Wednesday, April 23, 2008

In the Cellar With Union Square Cafe

For my April "In the Cellar" column in the New York Sun, I interviewed Steve Mancini, the wine director at Union Square Cafe. Mancini once again served to impress upon me the extreme youth of New York's major sommeliers these days. The Modern, Per Se, Eleven Madison Park, etc.—they're all run by babies! But what enthusiastic, knowledgable babies! Mancini is the kind of excitable wine guy that gets you excited about wines. I was particularly pleased to discover he toys around with homemade limoncello and amaro—just like moi.

The Mad Scientist of 16th Street

By ROBERT SIMONSON

In the wine cellar of restaurateur Danny Meyer’s perennially popular Union Square Café, there are a few large mason jars of neon-yellow liquid. The contents are not radioactive: The jars contain housemade limoncello, created from a family recipe provided by the restaurant’s youthful, experiment-loving wine director, Stephen Mancini.
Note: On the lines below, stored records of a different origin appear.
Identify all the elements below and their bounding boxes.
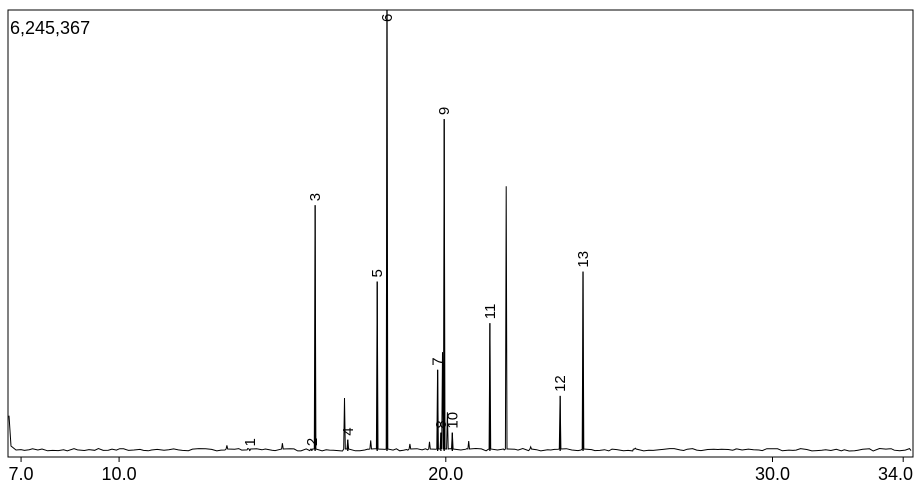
peak-label-10: 10 xyxy=(444,412,461,429)
peak-label-2: 2 xyxy=(304,438,321,446)
x-tick-label-1: 10.0 xyxy=(102,464,137,484)
peak-label-11: 11 xyxy=(482,304,499,320)
peak-label-9: 9 xyxy=(436,107,453,115)
peak-label-12: 12 xyxy=(552,375,569,392)
chromatogram-trace xyxy=(8,9,912,452)
peak-label-7: 7 xyxy=(430,357,447,365)
x-tick-label-0: 7.0 xyxy=(9,464,34,484)
x-tick-label-2: 20.0 xyxy=(428,464,463,484)
x-axis-ticks: 7.0 10.0 20.0 30.0 34.0 xyxy=(9,457,913,484)
y-max-label: 6,245,367 xyxy=(10,18,90,38)
peak-label-6: 6 xyxy=(379,14,396,22)
peak-label-13: 13 xyxy=(575,251,592,268)
peak-label-8: 8 xyxy=(433,420,450,428)
peak-label-4: 4 xyxy=(340,427,357,435)
peak-label-3: 3 xyxy=(307,193,324,201)
x-tick-label-3: 30.0 xyxy=(755,464,790,484)
peak-label-1: 1 xyxy=(242,438,259,446)
peak-label-5: 5 xyxy=(369,269,386,277)
x-tick-label-4: 34.0 xyxy=(878,464,913,484)
peak-marks xyxy=(249,10,584,451)
plot-frame xyxy=(7,9,914,458)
The lemon-based Italian liqueur, mixed with grappa and citrus juices, is used to make the Forza Totti — one offering from the new cocktail program Mr. Mancini has been developing since last fall. The 27-year-old puts much stock in family recipes. He and his father cure their own prosciutto every year, and his first exposure to wine was the garage brew whipped up by his grandfather. Mr. Mancini’s uncle has now assumed the family winemaking duties, aging the alcohol in glass, which lends it a bit of carbonation. “It’s not as much about making an amazing product as it is about tradition,” Mr. Mancini said.

Noting that his staff could similarly benefit from firsthand exposure to winemaking, he said he’s discussed with Union Square’s general manager the possibility of making wine at the restaurant — not for patron consumption, but for educational purposes. The idea came to him last fall when he voluntarily assisted Californians Bob Foley and Abe Schoener with their harvests. “Who knows? We could make the worst wine ever,” he said. “But being able to share that experience I had with Bob Foley — drinking juice that was not fully fermented out of his 10-ton steel fermenters, seeing how that wine has evolved — it was brilliant.”
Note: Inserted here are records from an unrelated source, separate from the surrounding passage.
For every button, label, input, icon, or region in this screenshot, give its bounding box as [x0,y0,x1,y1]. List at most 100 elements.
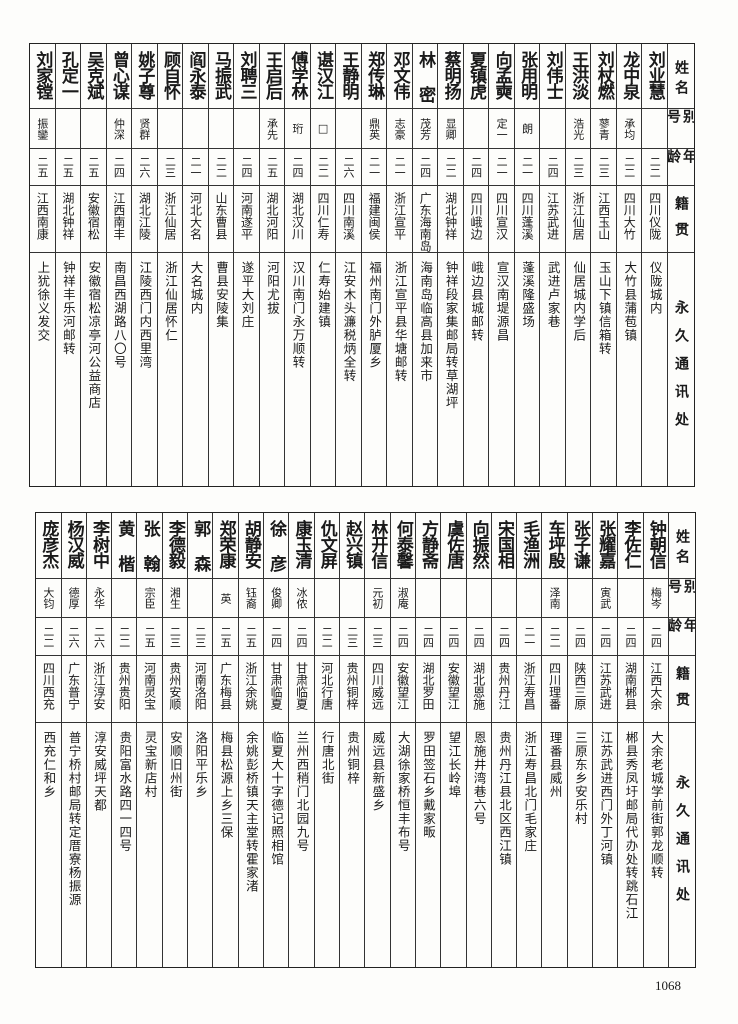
origin-text: 贵州丹江 [496,662,511,710]
address-cell: 贵阳富水路四一四号 [112,723,136,967]
age-text: 二三 [370,625,384,648]
header-name-cell: 姓名 [669,513,695,579]
origin-cell: 浙江仙居 [565,186,591,253]
name-cell: 仇文屏 [314,513,339,579]
person-column: 赵兴镇 二三 贵州铜梓 贵州铜梓 [338,513,365,967]
name-text: 林 密 [415,51,436,102]
name-cell: 蔡明扬 [438,44,463,109]
age-text: 二六 [342,156,356,178]
address-text: 浙江寿昌北门毛家庄 [522,731,538,853]
name-text: 林开信 [367,520,388,568]
name-cell: 顾自怀 [157,44,183,109]
address-text: 贵州铜梓 [345,731,361,785]
age-cell: 二四 [567,618,593,656]
address-cell: 蓬溪隆盛场 [515,253,540,486]
age-cell: 二三 [565,149,591,186]
origin-cell: 广东普宁 [61,656,86,723]
age-text: 二四 [472,625,486,648]
address-cell: 仪陇城内 [642,253,667,486]
name-cell: 向振然 [466,513,491,579]
origin-cell: 江苏武进 [593,656,618,723]
origin-text: 浙江宣平 [392,192,407,240]
header-address-cell: 永久通讯处 [668,253,694,486]
address-cell: 洛阳平乐乡 [188,723,212,967]
person-column: 徐 彦俊卿 二四 甘肃临夏 临夏大十字德记照相馆 [263,513,289,967]
age-cell: 二三 [365,618,390,656]
alias-cell: 大钧 [36,579,61,618]
alias-text: 冰侬 [294,587,308,609]
address-cell: 罗田签石乡戴家畈 [416,723,440,967]
alias-cell: 显卿 [438,109,463,149]
alias-text: 泽南 [548,587,562,609]
age-cell: 二二 [310,149,336,186]
origin-cell: 河北大名 [183,186,208,253]
origin-cell: 广东梅县 [213,656,238,723]
address-text: 遂平大刘庄 [239,261,255,329]
age-text: 二三 [168,625,182,648]
alias-text: 德厚 [67,587,81,609]
header-age-text: 年龄 [669,618,695,638]
age-cell: 二二 [36,618,61,656]
alias-cell [234,109,259,149]
origin-text: 四川蓬溪 [520,192,535,240]
origin-cell: 浙江仙居 [157,186,183,253]
alias-text: 宗臣 [143,587,157,609]
alias-cell: 珩 [285,109,310,149]
header-name-text: 姓名 [673,59,689,100]
name-text: 李德毅 [164,520,185,568]
address-cell: 威远县新盛乡 [365,723,389,967]
age-cell: 二三 [188,618,213,656]
age-cell: 二六 [61,618,86,656]
name-cell: 郑传琳 [361,44,387,109]
name-text: 马振武 [210,51,231,99]
name-cell: 林 密 [412,44,438,109]
person-column: 胡静安 钰裔 二五 浙江余姚 余姚彭桥镇天主堂转霍家渚 [237,513,263,967]
name-text: 胡静安 [240,520,261,568]
name-text: 阎永泰 [185,51,206,99]
age-cell: 二六 [86,618,112,656]
origin-cell: 福建闽侯 [361,186,387,253]
alias-text: 俊卿 [269,587,283,609]
origin-text: 四川威远 [370,662,385,710]
name-text: 宋国相 [493,520,514,568]
address-cell: 兰州西稍门北园九号 [289,723,313,967]
origin-cell: 贵州安顺 [162,656,188,723]
alias-cell: 英 [213,579,238,618]
alias-text: 茂芳 [418,117,432,140]
name-cell: 赵兴镇 [339,513,365,579]
name-cell: 何泰馨 [390,513,415,579]
person-column: 刘杖燃 蓼青 二三 江西玉山 玉山下镇信箱转 [590,44,616,486]
age-text: 二二 [320,625,334,648]
age-cell: 二五 [81,149,106,186]
address-text: 浙江仙居怀仁 [162,261,178,342]
age-cell: 二二 [112,618,137,656]
header-name-text: 姓名 [674,529,690,569]
origin-text: 广东普宁 [66,662,81,710]
alias-cell: 俊卿 [264,579,289,618]
header-origin-text: 籍贯 [674,666,690,718]
alias-cell: 承先 [259,109,285,149]
person-column: 刘业慧 二二 四川仪陇 仪陇城内 [641,44,667,486]
origin-cell: 浙江宣平 [387,186,412,253]
origin-text: 湖北钟祥 [443,192,458,240]
alias-cell: 宗臣 [137,579,162,618]
name-text: 龙中泉 [619,51,640,99]
address-text: 大名城内 [188,261,204,315]
age-text: 二四 [418,156,432,178]
name-cell: 钟朝信 [643,513,668,579]
name-text: 顾自怀 [159,51,180,99]
person-column: 郑荣康英二五 广东梅县 梅县松源上乡三保 [212,513,238,967]
origin-text: 浙江仙居 [571,192,586,240]
address-text: 仙居城内学后 [571,261,587,342]
age-text: 二四 [649,625,663,648]
address-text: 武进卢家巷 [545,261,561,329]
origin-cell: 安徽宿松 [81,186,106,253]
age-cell: 二五 [55,149,81,186]
age-cell: 二一 [361,149,387,186]
address-text: 上犹徐义发交 [35,261,51,342]
person-column: 曾心谋 仲深 二四 江西南丰 南昌西湖路八〇号 [105,44,132,486]
alias-cell [208,109,234,149]
age-text: 二六 [137,156,151,178]
age-text: 二五 [219,625,233,648]
header-origin-cell: 籍贯 [668,186,694,253]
Mr. Mancini hails from Italian immigrant families on both sides: His father was born outside of Rome, and his mother’s family came from Calabria. After graduating from Villanova University, he worked his way up to captain from busboy at Mr. Meyer’s Gramercy Tavern, and learned about wine under the tutelage of former Gramercy Tavern sommeliers Paul Greco and Karen King. Union Square Café is his first gig as a full-out wine director.

He tends to look at Union Square’s wine list as something like a many-layered archeological dig. “I’d say that I’ve definitely been able to put my fingerprint on the list,” he said. “That being said, this list is different than a lot of lists in New York City. It still has purchases that Danny Meyer put on the list originally. Every wine director since Danny has made a contribution.”

One of Mr. Mancini’s major innovations is a full page of grappas. They hail from a range of Italian regions and include a 1984 Bric Del Gaian from the Piedmont ($50 a glass). “I think sometimes people have a preconceived notion of what grappa is,” he said. “We have such great Armagnacs and Cognacs here. Since our list is very much an Italian list and our restaurant very much has an Italian soul, if we’re going to support the after-dinner-drink lifestyle, it’s only right we have a grappa page.”

Another new aspect is the aforementioned cocktail menu. Each cocktail contains an Italian ingredient made in a different area of the country, and Mr. Mancini has arranged the menu in the manner of a wine list, ordering the drinks region by region, running from the top of the Italian boot (a Venetian Spritz made with prosecco and Aperol) to the bottom (a Sicilian Wallbanger, made with imported Sicilian blood orange juice, vodka, and Galliano liqueur).

“I didn’t want to just make drinks and say, ‘These are our cocktails’ — a drunken cranberry spritzer or whatever,” he said. “So I made it all Italian. We find our inspiration for these drinks from an ingredient from a region.”

Future cocktails may benefit from Mr. Mancini’s mad-scientist proclivities. He’s experimenting with homemade versions of the Italian herbal liqueur known as amaros, as well as a juniper-infused gin. At this rate of invention, the Mancini grandchildren will have considerably more family recipes to choose from.